One thing this article, excellent as it is, does not touch. But I'd like to bring it up:

If harming children is one of the worst things to accuse an enemy of to demonize them, and 'defending children' is the absolute moral high ground... why are GOP activists not lining up outside the concentration camps to demand those childrens' freedom and restoration to their families? Why are they not carrying torches and pitchforks and nooses to the lawns of Alexander Acosta, Jeffrey Epstein, and, yes, Donald Trump?

These are not shadowy conspiracy speculations. These are right-in-your-face torture and sexual assault on children, with plenty of clear, incontrovertable evidence including the perpetrators' own slimy, smarmy admissions and innuendos and lascivious 'jokes'.

Why, then, are the GOPpies who are so deeply horrified and outraged about shadowy and ultimately nonexistent conspiracies in the equally nonexistent basement of a pizza parlor not turning that righteous rage on the perpetrators of the demonstrably horrific child abuse going on right under all our noses?

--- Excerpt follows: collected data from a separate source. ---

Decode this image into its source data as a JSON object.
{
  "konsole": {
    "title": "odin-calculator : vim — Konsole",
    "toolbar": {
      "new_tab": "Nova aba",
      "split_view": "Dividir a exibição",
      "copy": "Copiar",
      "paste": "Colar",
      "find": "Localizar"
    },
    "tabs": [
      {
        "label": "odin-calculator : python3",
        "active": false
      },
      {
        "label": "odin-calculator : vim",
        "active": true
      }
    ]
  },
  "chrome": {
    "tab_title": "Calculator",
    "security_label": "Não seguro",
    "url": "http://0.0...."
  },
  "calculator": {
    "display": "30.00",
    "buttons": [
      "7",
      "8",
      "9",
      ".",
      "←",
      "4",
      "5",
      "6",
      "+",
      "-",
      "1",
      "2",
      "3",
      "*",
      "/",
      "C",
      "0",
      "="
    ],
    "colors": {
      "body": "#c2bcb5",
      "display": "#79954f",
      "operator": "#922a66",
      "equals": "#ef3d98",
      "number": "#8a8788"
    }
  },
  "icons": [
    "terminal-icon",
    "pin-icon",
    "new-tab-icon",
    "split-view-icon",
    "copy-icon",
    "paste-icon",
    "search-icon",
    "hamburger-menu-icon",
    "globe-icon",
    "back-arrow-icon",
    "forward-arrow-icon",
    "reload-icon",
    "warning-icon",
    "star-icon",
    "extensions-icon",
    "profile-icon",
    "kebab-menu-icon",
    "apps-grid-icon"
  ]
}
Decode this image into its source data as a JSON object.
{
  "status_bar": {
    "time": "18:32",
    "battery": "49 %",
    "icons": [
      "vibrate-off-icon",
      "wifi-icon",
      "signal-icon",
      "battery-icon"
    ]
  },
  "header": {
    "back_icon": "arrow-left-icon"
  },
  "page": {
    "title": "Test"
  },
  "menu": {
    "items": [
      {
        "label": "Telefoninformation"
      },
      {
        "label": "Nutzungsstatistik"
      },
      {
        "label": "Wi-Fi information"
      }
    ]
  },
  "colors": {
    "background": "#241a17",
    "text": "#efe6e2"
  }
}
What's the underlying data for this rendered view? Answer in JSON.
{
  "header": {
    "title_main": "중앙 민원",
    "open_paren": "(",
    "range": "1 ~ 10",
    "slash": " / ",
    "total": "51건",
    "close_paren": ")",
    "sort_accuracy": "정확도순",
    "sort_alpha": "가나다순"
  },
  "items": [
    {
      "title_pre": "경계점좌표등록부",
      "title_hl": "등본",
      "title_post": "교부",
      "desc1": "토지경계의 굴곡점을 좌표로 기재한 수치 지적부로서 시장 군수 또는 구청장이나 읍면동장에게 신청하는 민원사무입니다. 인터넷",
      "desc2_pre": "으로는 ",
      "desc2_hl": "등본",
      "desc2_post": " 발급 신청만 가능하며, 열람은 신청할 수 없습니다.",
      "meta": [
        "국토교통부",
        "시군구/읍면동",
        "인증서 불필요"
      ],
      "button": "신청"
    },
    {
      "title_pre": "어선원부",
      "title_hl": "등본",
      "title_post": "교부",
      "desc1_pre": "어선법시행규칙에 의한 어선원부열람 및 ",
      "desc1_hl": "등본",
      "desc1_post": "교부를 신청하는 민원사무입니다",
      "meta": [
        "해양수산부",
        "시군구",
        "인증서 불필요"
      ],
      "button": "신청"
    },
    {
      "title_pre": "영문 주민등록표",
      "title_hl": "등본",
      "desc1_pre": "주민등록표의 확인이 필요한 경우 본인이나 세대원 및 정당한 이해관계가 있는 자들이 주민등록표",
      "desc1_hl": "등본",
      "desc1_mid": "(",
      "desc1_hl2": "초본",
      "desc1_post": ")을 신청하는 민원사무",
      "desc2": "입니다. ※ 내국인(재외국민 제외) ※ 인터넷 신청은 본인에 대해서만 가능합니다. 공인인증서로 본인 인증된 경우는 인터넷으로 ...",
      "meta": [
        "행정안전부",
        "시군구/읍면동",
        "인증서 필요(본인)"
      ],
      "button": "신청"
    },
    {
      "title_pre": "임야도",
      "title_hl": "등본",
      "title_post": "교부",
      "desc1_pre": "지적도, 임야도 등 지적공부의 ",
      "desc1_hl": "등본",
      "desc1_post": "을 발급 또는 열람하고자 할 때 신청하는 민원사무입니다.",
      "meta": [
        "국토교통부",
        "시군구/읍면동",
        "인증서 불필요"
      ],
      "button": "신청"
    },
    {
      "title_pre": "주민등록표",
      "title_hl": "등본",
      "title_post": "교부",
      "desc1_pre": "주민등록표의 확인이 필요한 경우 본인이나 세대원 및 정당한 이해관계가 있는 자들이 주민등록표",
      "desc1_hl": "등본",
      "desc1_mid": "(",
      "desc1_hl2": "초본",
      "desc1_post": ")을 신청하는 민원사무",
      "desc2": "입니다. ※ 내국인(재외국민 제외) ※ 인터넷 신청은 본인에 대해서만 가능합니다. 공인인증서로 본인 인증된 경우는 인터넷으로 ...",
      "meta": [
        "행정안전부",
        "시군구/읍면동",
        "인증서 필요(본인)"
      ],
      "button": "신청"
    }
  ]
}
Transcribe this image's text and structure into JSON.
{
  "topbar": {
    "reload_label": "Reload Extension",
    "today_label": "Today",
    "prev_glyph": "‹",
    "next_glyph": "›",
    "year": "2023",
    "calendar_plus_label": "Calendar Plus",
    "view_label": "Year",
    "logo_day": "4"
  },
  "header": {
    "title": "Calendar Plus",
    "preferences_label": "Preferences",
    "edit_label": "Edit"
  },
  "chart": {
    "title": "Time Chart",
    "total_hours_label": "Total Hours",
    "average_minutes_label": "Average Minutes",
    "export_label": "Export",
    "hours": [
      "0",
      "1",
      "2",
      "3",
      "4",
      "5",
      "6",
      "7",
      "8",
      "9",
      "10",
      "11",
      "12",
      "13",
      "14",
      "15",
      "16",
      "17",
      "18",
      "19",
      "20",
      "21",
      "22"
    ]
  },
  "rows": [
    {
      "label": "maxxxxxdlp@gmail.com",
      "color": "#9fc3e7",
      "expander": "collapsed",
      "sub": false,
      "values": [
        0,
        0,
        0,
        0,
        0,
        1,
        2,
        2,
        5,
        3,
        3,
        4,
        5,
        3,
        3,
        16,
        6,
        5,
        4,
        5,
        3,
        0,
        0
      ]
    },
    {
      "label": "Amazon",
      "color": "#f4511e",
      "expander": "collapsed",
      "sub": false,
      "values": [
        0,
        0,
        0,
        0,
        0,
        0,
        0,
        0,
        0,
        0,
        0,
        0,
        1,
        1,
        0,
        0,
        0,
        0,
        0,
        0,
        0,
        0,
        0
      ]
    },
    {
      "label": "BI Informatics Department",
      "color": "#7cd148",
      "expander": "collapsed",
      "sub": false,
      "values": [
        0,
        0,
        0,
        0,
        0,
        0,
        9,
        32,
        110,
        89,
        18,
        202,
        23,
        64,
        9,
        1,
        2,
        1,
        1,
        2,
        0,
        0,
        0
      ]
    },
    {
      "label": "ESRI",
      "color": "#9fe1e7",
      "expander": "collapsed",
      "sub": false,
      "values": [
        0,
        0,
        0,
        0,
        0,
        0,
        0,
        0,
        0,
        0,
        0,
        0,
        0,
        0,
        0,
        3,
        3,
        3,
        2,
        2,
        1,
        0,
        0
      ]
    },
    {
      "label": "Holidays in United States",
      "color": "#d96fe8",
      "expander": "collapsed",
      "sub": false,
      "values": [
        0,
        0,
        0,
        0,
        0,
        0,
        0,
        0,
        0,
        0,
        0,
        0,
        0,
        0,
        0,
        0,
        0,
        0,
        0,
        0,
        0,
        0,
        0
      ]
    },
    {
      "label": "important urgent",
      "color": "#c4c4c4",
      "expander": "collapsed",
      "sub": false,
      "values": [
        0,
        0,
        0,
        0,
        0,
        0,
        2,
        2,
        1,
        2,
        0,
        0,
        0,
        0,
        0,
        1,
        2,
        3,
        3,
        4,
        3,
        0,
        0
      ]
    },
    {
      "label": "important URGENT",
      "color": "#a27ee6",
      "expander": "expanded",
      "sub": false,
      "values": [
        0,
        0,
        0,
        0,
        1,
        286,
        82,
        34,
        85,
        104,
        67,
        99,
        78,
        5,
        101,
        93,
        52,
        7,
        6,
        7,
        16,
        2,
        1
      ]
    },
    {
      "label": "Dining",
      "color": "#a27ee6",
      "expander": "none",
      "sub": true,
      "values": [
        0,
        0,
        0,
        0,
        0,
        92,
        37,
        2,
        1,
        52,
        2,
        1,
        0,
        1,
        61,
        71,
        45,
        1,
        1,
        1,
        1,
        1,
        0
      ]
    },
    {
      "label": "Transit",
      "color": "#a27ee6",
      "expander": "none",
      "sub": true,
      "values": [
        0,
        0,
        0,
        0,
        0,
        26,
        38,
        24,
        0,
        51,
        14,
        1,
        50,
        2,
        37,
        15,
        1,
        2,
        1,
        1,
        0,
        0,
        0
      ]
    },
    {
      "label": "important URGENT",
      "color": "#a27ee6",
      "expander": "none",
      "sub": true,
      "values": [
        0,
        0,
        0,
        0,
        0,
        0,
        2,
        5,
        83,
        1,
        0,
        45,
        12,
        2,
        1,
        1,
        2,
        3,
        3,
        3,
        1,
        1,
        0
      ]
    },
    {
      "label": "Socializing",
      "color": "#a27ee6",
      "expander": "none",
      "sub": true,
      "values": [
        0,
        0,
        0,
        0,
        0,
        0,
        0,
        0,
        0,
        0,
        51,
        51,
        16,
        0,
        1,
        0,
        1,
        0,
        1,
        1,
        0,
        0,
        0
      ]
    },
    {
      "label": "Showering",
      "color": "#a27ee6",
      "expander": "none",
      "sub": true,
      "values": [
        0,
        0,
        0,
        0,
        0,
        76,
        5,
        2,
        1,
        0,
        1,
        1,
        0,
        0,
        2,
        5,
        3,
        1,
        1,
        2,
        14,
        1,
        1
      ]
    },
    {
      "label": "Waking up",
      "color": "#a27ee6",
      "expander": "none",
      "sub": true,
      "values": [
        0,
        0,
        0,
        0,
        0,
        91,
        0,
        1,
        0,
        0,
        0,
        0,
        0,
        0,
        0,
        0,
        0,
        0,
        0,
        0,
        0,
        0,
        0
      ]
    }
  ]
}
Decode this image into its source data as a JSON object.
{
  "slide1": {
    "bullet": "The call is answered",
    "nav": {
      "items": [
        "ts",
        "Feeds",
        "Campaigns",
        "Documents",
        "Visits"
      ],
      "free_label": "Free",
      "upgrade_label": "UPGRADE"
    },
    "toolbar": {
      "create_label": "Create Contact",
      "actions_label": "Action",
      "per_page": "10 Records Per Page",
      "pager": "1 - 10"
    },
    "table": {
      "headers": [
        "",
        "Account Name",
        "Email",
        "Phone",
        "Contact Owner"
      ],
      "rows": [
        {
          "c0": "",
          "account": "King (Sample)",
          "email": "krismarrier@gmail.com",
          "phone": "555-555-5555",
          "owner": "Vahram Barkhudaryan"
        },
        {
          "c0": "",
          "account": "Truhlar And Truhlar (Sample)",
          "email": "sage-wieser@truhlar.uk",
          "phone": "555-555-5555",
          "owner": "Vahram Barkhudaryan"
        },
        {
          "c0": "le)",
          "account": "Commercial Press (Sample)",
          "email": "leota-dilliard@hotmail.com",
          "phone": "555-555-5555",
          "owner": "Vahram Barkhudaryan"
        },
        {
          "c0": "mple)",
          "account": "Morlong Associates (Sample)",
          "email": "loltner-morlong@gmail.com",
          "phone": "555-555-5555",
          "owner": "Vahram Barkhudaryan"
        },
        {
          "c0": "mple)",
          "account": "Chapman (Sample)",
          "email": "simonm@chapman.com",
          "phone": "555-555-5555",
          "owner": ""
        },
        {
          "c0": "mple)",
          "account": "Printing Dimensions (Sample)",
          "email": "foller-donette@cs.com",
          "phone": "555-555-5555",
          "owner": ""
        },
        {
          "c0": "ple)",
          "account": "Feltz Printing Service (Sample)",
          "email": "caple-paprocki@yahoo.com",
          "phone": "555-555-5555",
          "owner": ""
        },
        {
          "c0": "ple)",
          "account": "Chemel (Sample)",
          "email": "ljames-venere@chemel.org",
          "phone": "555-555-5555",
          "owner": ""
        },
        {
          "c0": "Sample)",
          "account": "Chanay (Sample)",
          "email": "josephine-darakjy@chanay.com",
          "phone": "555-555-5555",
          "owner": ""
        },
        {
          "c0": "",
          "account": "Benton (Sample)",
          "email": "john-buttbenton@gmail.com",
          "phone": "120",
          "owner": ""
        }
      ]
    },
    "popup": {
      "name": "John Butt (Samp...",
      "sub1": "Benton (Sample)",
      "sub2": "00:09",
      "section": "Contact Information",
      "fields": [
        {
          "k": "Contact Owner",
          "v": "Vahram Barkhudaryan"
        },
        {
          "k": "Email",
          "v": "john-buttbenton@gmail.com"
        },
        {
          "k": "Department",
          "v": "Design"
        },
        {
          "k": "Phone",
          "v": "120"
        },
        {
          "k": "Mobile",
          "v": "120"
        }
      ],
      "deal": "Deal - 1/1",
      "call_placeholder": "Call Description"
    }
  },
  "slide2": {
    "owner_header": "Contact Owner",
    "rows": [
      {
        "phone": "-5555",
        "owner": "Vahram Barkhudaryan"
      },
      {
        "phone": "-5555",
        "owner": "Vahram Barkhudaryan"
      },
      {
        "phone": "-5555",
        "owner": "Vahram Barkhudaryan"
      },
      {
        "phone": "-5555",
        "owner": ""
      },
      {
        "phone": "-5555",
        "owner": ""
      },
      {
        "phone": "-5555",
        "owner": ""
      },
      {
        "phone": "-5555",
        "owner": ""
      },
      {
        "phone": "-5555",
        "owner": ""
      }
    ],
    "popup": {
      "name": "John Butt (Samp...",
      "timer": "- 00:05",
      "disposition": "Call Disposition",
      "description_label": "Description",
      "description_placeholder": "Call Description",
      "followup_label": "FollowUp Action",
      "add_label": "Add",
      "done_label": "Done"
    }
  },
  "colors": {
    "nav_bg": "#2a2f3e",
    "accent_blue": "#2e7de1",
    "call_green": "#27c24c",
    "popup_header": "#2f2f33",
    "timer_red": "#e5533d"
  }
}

It would be easy moral high ground to claim. They have the power, they have the influence. One deep, serious rumble that All Is Not Well with the GOPpie base's perception of their political priesthood, and the housecleaning would begin in good earnest.

But it doesn't happen.

Why?

Easy answer: They're hypocritical opportunists whose concern for the well-being and purity of (white) childhood only applies in the context of accusing opponents of heinous crimes for political purposes.

That may be the most likely and is possibly the most widely applicable explanation.

But I think there is another, darker explanation as well:

Psychological Projection

Psychological projection is a defence mechanism in which the human ego defends itself against unconscious impulses or qualities (both positive and negative) by denying their existence in themselves while attributing them to others.[1] For example, a person who is habitually rude may constantly accuse other people of being rude. It incorporates blame shifting.


Not all GOPpies are sleazy pedophiles and sadistic child abusers, of course.

But I suspect a good few of the sick bastards who've been nurtured through forty years of the Masters of the Universe culture to believe they're above the common herd and entitled to any transgressive gratification their whim dictates have settled on this ultimate transgression as a validation of their Ubermensch status. Enough of them to form their own creepy web of enablement and projection as a defense mechanism.

And now they're backed into a corner.

What does a rabid rodent do when backed into a corner?

Why, exactly what we're seeing now. All we need is some latter-day Riefenstahl to document "The Triumph of the Whim".